SALT LAKE CITY — The state mining division director said adequate protections are in place for a tar sands project to proceed on the borders of Uintah and Grand counties, despite objections by environmental groups.
The decision issued late Monday by John Baza follows a July 27 informal hearing in which he and other members of the regulatory agency took comments from opponents like Living Rivers and Peaceful Uprising, which argued the long-term impacts to air and water would be significantly detrimental.
Specifically, the groups argued that the operation had the potential to contaminate tributaries that feed into the Colorado River and generate dust pollution to extract a fuel that contributes more greenhouse gas emissions than conventional crude oil.
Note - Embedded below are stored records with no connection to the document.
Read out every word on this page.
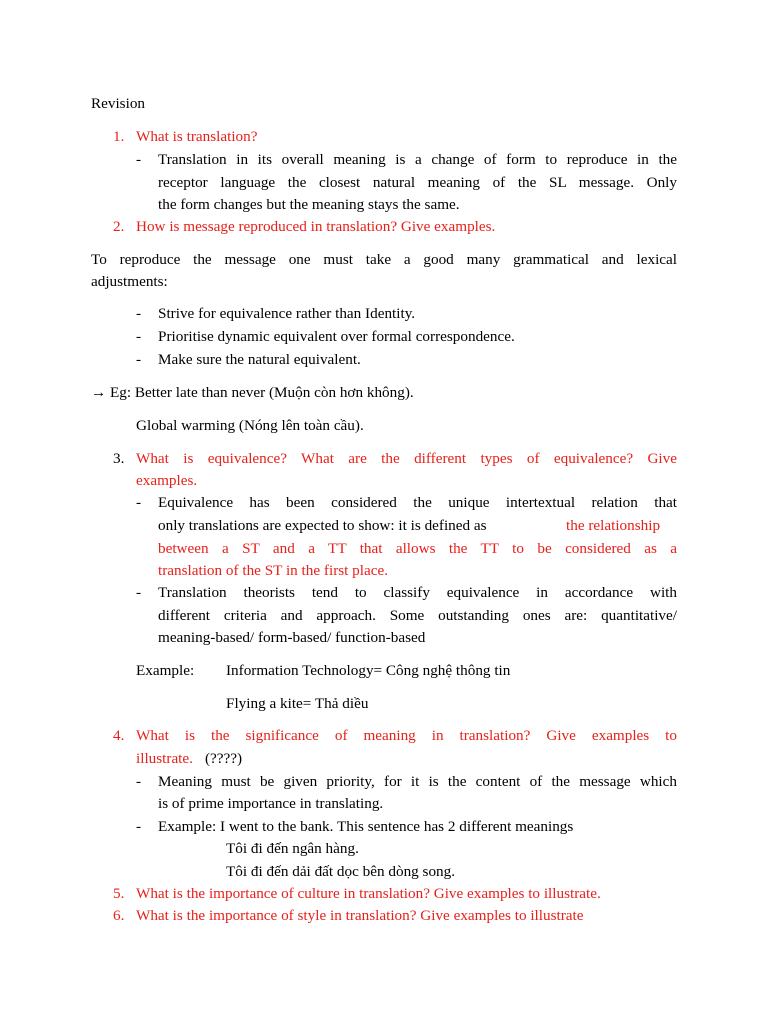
Revision
1. What is translation?
- Translation in its overall meaning is a change of form to reproduce in the
receptor language the closest natural meaning of the SL message. Only
the form changes but the meaning stays the same.
2. How is message reproduced in translation? Give examples.
To reproduce the message one must take a good many grammatical and lexical
adjustments:
- Strive for equivalence rather than Identity.
- Prioritise dynamic equivalent over formal correspondence.
- Make sure the natural equivalent.
→ Eg: Better late than never (Muộn còn hơn không).
Global warming (Nóng lên toàn cầu).
3. What is equivalence? What are the different types of equivalence? Give
examples.
- Equivalence has been considered the unique intertextual relation that
only translations are expected to show: it is defined as	the relationship
between a ST and a TT that allows the TT to be considered as a
translation of the ST in the first place.
- Translation theorists tend to classify equivalence in accordance with
different criteria and approach. Some outstanding ones are: quantitative/
meaning-based/ form-based/ function-based
Example: Information Technology= Công nghệ thông tin
Flying a kite= Thả diều
4. What is the significance of meaning in translation? Give examples to
illustrate. (????)
- Meaning must be given priority, for it is the content of the message which
is of prime importance in translating.
- Example: I went to the bank. This sentence has 2 different meanings
Tôi đi đến ngân hàng.
Tôi đi đến dải đất dọc bên dòng song.
5. What is the importance of culture in translation? Give examples to illustrate.
6. What is the importance of style in translation? Give examples to illustrate
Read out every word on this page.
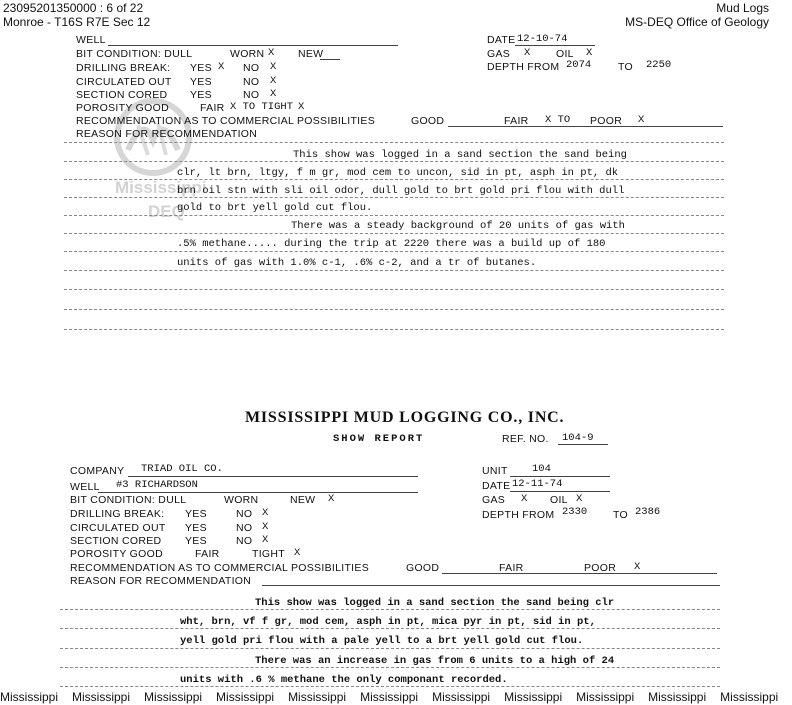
23095201350000 : 6 of 22
Monroe - T16S R7E Sec 12
Mud Logs
MS-DEQ Office of Geology
Mississippi
DEQ
WELL
BIT CONDITION: DULL	WORN X NEW
DRILLING BREAK: YES X NO X
CIRCULATED OUT YES	NO X
SECTION CORED YES	NO X
POROSITY GOOD	FAIR X TO TIGHT X
RECOMMENDATION AS TO COMMERCIAL POSSIBILITIES	GOOD	FAIR X TO POOR X
REASON FOR RECOMMENDATION
DATE 12-10-74
GAS X OIL X
DEPTH FROM 2074	TO 2250
This show was logged in a sand section the sand being
clr, lt brn, ltgy, f m gr, mod cem to uncon, sid in pt, asph in pt, dk
brn oil stn with sli oil odor, dull gold to brt gold pri flou with dull
gold to brt yell gold cut flou.
There was a steady background of 20 units of gas with
.5% methane..... during the trip at 2220 there was a build up of 180
units of gas with 1.0% c-1, .6% c-2, and a tr of butanes.
MISSISSIPPI MUD LOGGING CO., INC.
SHOW REPORT	REF. NO. 104-9
COMPANY TRIAD OIL CO.
WELL #3 RICHARDSON
UNIT 104
DATE 12-11-74
BIT CONDITION: DULL	WORN	NEW X	GAS X OIL X
DRILLING BREAK: YES	NO X	DEPTH FROM 2330 TO 2386
CIRCULATED OUT YES	NO X
SECTION CORED YES	NO X
POROSITY GOOD	FAIR	TIGHT X
RECOMMENDATION AS TO COMMERCIAL POSSIBILITIES	GOOD	FAIR	POOR X
REASON FOR RECOMMENDATION
This show was logged in a sand section the sand being clr
wht, brn, vf f gr, mod cem, asph in pt, mica pyr in pt, sid in pt,
yell gold pri flou with a pale yell to a brt yell gold cut flou.
There was an increase in gas from 6 units to a high of 24
units with .6 % methane the only componant recorded.
Mississippi Mississippi Mississippi Mississippi Mississippi Mississippi Mississippi Mississippi Mississippi Mississippi Mississippi
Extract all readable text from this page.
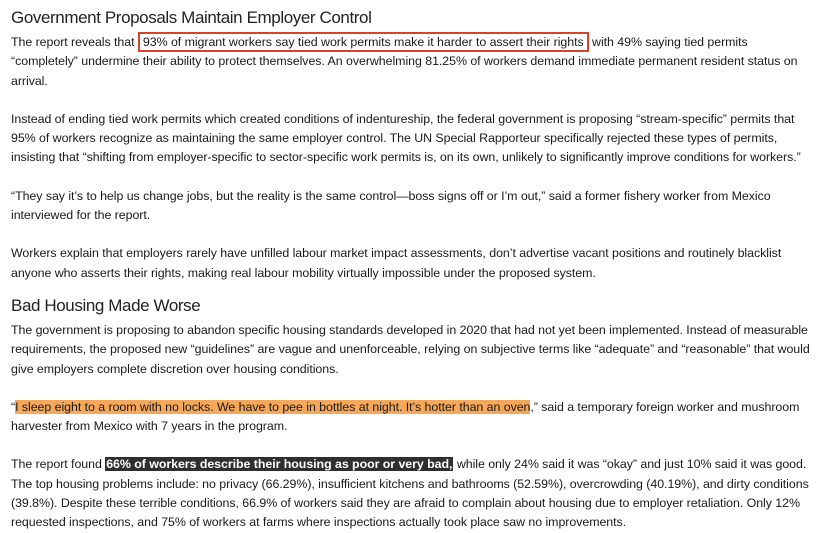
Government Proposals Maintain Employer Control

The report reveals that 93% of migrant workers say tied work permits make it harder to assert their rights with 49% saying tied permits “completely” undermine their ability to protect themselves. An overwhelming 81.25% of workers demand immediate permanent resident status on arrival.

Instead of ending tied work permits which created conditions of indentureship, the federal government is proposing “stream-specific” permits that 95% of workers recognize as maintaining the same employer control. The UN Special Rapporteur specifically rejected these types of permits, insisting that “shifting from employer-specific to sector-specific work permits is, on its own, unlikely to significantly improve conditions for workers.”

“They say it’s to help us change jobs, but the reality is the same control—boss signs off or I’m out,” said a former fishery worker from Mexico interviewed for the report.

Workers explain that employers rarely have unfilled labour market impact assessments, don’t advertise vacant positions and routinely blacklist anyone who asserts their rights, making real labour mobility virtually impossible under the proposed system.

Bad Housing Made Worse

The government is proposing to abandon specific housing standards developed in 2020 that had not yet been implemented. Instead of measurable requirements, the proposed new “guidelines” are vague and unenforceable, relying on subjective terms like “adequate” and “reasonable” that would give employers complete discretion over housing conditions.

“I sleep eight to a room with no locks. We have to pee in bottles at night. It’s hotter than an oven,” said a temporary foreign worker and mushroom harvester from Mexico with 7 years in the program.

The report found 66% of workers describe their housing as poor or very bad, while only 24% said it was “okay” and just 10% said it was good. The top housing problems include: no privacy (66.29%), insufficient kitchens and bathrooms (52.59%), overcrowding (40.19%), and dirty conditions (39.8%). Despite these terrible conditions, 66.9% of workers said they are afraid to complain about housing due to employer retaliation. Only 12% requested inspections, and 75% of workers at farms where inspections actually took place saw no improvements.
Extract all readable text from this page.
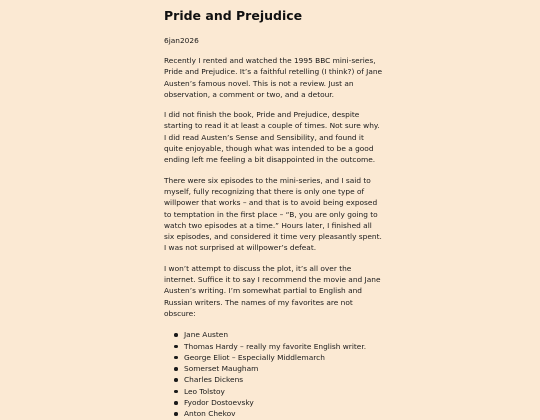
Pride and Prejudice

6jan2026

Recently I rented and watched the 1995 BBC mini-series, Pride and Prejudice. It’s a faithful retelling (I think?) of Jane Austen’s famous novel. This is not a review. Just an observation, a comment or two, and a detour.

I did not finish the book, Pride and Prejudice, despite starting to read it at least a couple of times. Not sure why. I did read Austen’s Sense and Sensibility, and found it quite enjoyable, though what was intended to be a good ending left me feeling a bit disappointed in the outcome.

There were six episodes to the mini-series, and I said to myself, fully recognizing that there is only one type of willpower that works – and that is to avoid being exposed to temptation in the first place – “B, you are only going to watch two episodes at a time.” Hours later, I finished all six episodes, and considered it time very pleasantly spent. I was not surprised at willpower’s defeat.

I won’t attempt to discuss the plot, it’s all over the internet. Suffice it to say I recommend the movie and Jane Austen’s writing. I’m somewhat partial to English and Russian writers. The names of my favorites are not obscure:

Jane Austen
Thomas Hardy – really my favorite English writer.
George Eliot – Especially Middlemarch
Somerset Maugham
Charles Dickens
Leo Tolstoy
Fyodor Dostoevsky
Anton Chekov
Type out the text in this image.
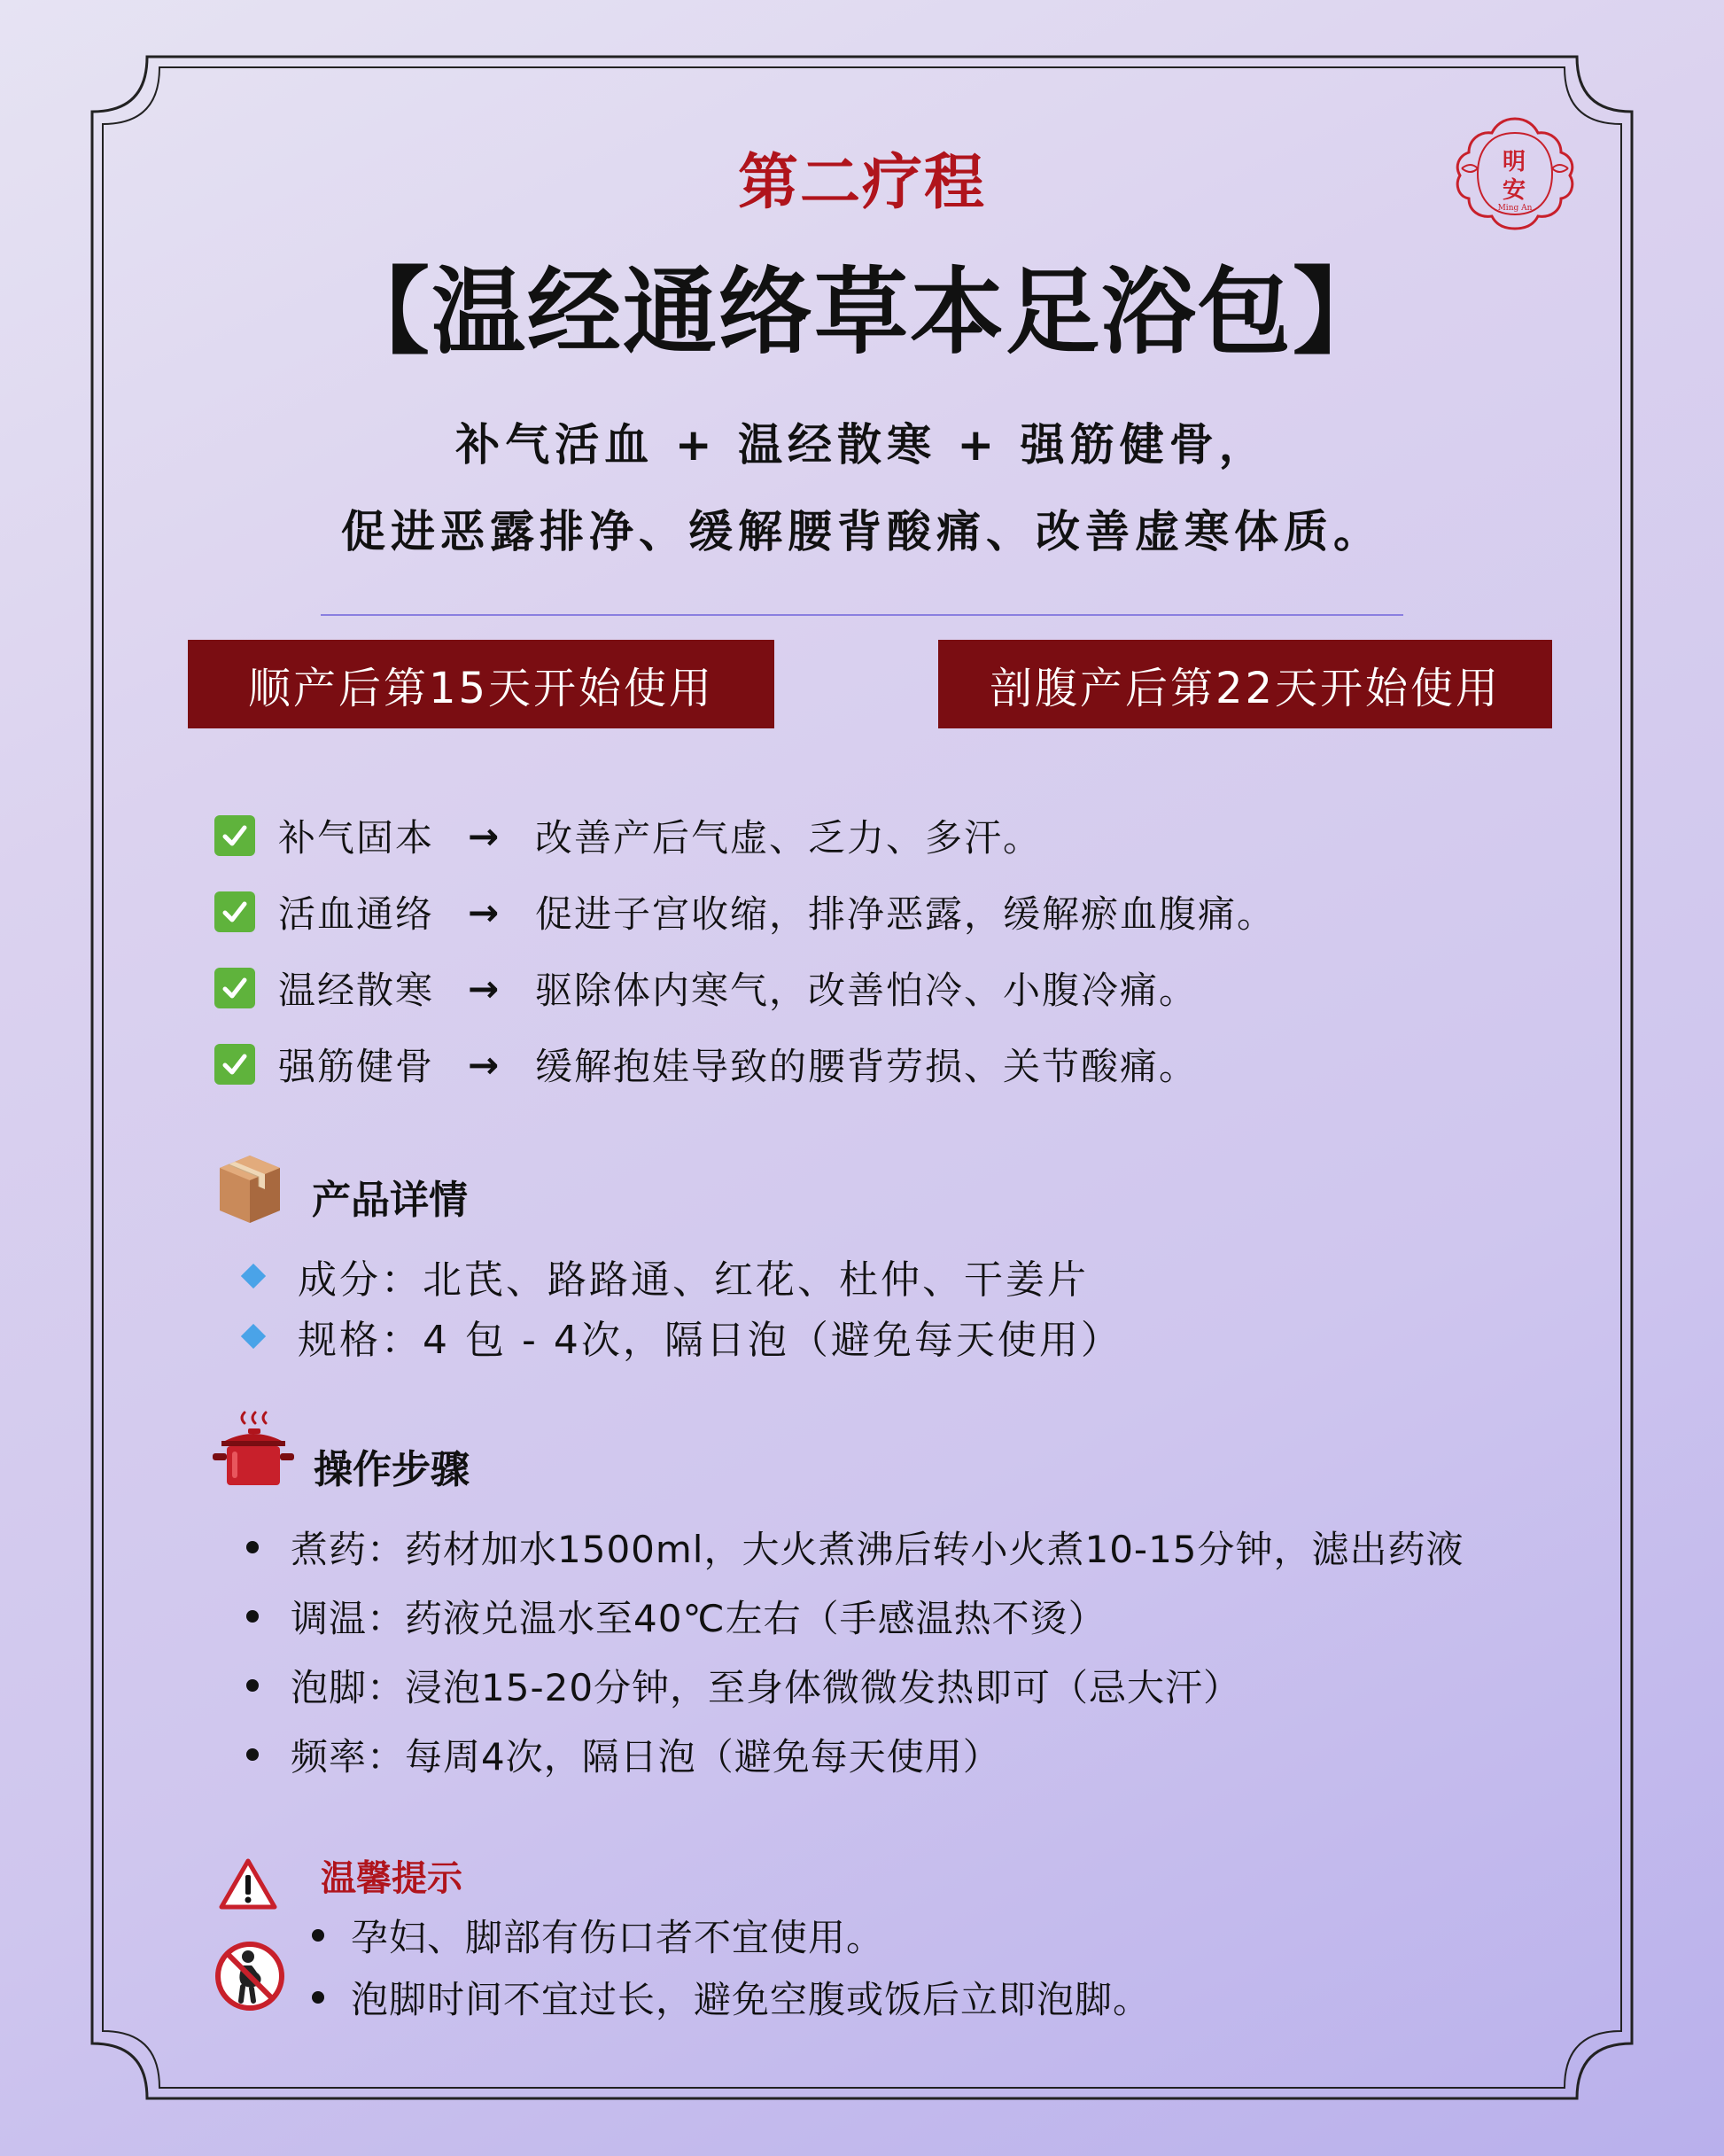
明
安
Ming An
第二疗程
【温经通络草本足浴包】
补气活血 + 温经散寒 + 强筋健骨，
促进恶露排净、缓解腰背酸痛、改善虚寒体质。
顺产后第15天开始使用	剖腹产后第22天开始使用
补气固本 → 改善产后气虚、乏力、多汗。
活血通络 → 促进子宫收缩，排净恶露，缓解瘀血腹痛。
温经散寒 → 驱除体内寒气，改善怕冷、小腹冷痛。
强筋健骨 → 缓解抱娃导致的腰背劳损、关节酸痛。
产品详情
成分：北芪、路路通、红花、杜仲、干姜片
规格：4 包 - 4次，隔日泡（避免每天使用）
操作步骤
煮药：药材加水1500ml，大火煮沸后转小火煮10-15分钟，滤出药液
调温：药液兑温水至40℃左右（手感温热不烫）
泡脚：浸泡15-20分钟，至身体微微发热即可（忌大汗）
频率：每周4次，隔日泡（避免每天使用）
温馨提示
孕妇、脚部有伤口者不宜使用。
泡脚时间不宜过长，避免空腹或饭后立即泡脚。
The PR Springs Mine is being proposed by Canada-based Earth Energy Resources. It would occupy a 213-acre site and involve the open-pit mining of tar sands to extract 2,000 barrels of bitumen a day over a seven-year period.
Baza said a review of the documents and the information submitted by all parties involved have led him to conclude the necessary protections are in place, including Earth Energy's plans to institute drainage controls, its stormwater protection plan and its reclamation efforts to re-contour and re-vegetate the site.
He also noted that Earth Energy Resources has obtained the necessary clearance from the Environmental Protection Agency as it relates to air quality and has obtained permits from the state Division of Water Quality.